Hot. Hot, hot, hot. And then some. Just the weather to make you want to sit in an airless marquee with 3,500 other people isn’t it? Thought not. But the festival did a great job of keeping temperatures reasonable in the main marquee (not so much in the secondary, 2,000-ish marquee) and, as ever, the sound was excellent and the light shows impressive. But the big yellow disc in the sky was having none of it, especially for the numerous Morris dance sides, who were expected to stick to their original schedules, resulting in a few keeling over. Even in the dance tent, it was bad enough for Alberio’s electric keyboard to burst into flames! And to think that last year people were leaving because the cold, horizontal rain and gale force winds were snapping their tent poles.

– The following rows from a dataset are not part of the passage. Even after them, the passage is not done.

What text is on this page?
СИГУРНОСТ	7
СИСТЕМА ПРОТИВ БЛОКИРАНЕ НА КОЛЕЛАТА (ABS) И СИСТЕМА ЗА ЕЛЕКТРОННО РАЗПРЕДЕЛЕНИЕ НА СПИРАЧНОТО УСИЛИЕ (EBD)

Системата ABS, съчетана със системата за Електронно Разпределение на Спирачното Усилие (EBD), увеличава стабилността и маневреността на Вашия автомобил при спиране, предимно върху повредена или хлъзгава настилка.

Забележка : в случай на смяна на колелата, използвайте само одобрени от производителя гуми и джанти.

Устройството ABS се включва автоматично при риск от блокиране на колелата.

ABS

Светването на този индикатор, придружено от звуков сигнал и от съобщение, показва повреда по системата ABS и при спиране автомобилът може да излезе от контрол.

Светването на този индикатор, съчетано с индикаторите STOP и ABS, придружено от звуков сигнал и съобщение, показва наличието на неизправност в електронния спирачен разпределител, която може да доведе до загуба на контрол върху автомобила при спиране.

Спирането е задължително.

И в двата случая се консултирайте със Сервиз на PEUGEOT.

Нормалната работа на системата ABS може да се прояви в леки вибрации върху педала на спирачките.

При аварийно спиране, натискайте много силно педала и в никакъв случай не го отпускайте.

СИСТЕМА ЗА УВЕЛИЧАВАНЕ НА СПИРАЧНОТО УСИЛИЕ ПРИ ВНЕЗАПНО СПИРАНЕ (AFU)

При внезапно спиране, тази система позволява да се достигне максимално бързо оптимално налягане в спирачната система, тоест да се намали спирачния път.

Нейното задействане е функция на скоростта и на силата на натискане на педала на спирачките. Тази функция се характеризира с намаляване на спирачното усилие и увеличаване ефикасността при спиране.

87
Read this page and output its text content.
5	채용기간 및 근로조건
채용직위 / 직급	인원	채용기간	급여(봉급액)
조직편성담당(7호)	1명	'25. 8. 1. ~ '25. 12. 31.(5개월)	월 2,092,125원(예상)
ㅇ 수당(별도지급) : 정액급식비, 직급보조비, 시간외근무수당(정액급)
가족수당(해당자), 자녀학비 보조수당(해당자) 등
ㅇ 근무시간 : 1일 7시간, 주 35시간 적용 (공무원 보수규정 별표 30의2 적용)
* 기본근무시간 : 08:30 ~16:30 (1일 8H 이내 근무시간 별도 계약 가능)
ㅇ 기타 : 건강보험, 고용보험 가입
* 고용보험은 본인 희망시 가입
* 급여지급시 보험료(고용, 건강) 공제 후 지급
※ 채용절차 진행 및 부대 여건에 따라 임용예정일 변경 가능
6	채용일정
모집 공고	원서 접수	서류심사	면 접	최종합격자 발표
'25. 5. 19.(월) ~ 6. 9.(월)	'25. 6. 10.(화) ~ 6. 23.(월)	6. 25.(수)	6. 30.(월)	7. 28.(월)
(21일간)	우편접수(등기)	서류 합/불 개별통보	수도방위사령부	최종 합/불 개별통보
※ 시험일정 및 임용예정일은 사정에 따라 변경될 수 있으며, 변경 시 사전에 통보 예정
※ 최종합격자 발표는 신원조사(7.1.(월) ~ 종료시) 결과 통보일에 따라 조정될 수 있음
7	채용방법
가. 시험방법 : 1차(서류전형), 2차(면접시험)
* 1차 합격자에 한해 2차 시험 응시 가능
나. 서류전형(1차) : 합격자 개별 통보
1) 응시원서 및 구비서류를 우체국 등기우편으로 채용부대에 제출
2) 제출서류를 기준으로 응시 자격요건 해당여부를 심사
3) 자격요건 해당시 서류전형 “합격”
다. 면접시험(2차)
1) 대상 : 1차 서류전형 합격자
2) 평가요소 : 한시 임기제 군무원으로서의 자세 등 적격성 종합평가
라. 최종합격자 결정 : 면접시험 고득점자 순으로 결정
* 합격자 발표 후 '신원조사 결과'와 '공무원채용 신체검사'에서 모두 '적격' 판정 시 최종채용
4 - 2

Whatever the weather, the event was a triumph. The fees for the craft fair seem to be pitched so that there are considerably more interesting local stands than at many festivals - and long may that continue. Likewise, the choice and quality of the food outlets was very high and worth the wonderfully sociable central area for eating outside, but under cover - these constitute major elements in making the event so enjoyable. As to the music, there was the same adventurous and high standard as we have come to expect. There was an impressively wide range of structured workshops on a surprising large number of topics, a good range of dance sides, and an interesting and varied ceilidh programme ranging through an early, bal, and rousing evening dances such as that with Baz Parkes and the Ironmasters playing on their home patch and sending a full house home very happy. The “in” thing this year seemed to be groups that had percussion consisting of someone sitting on a box and hitting it - unfortunately, that’s exactly what it sounded like as well.

Oysterband gave a fine run through of their back catalogue (and even included a new song which sounded as if it was part of their back catalogue) but could have done with being a bit louder (never thought I’d have to write that!). One of the most enjoyable sets was from Gary Stewart’s Graceland tribute to the Paul Simon album - great playing and singing. Martin Barre’s 50 years Of Jethro Tull prodded some excellent heavy rock, with rather more extended guitar solos than on the original songs. Sorry - but for me, however much the singer indulged in Ian Anderson-type action, early Tull with no flute just isn’t Tull. The highlight was probably Jiggy, whose Irish-Asian-techno fusion won over many doubters - dubious stalwarts were heard muttering afterwards, “best bodhrán playing I’ve ever heard,” and “best Irish stepping I’ve ever seen”. Catch up with their videos on YouTube. Skerryvore finished the festival off with a rousing and popular set - just the job!

And the children’s procession of lanterns seemed even longer and more imaginative than ever - a wonderful example of how this event has something for everyone. Roll on 2020!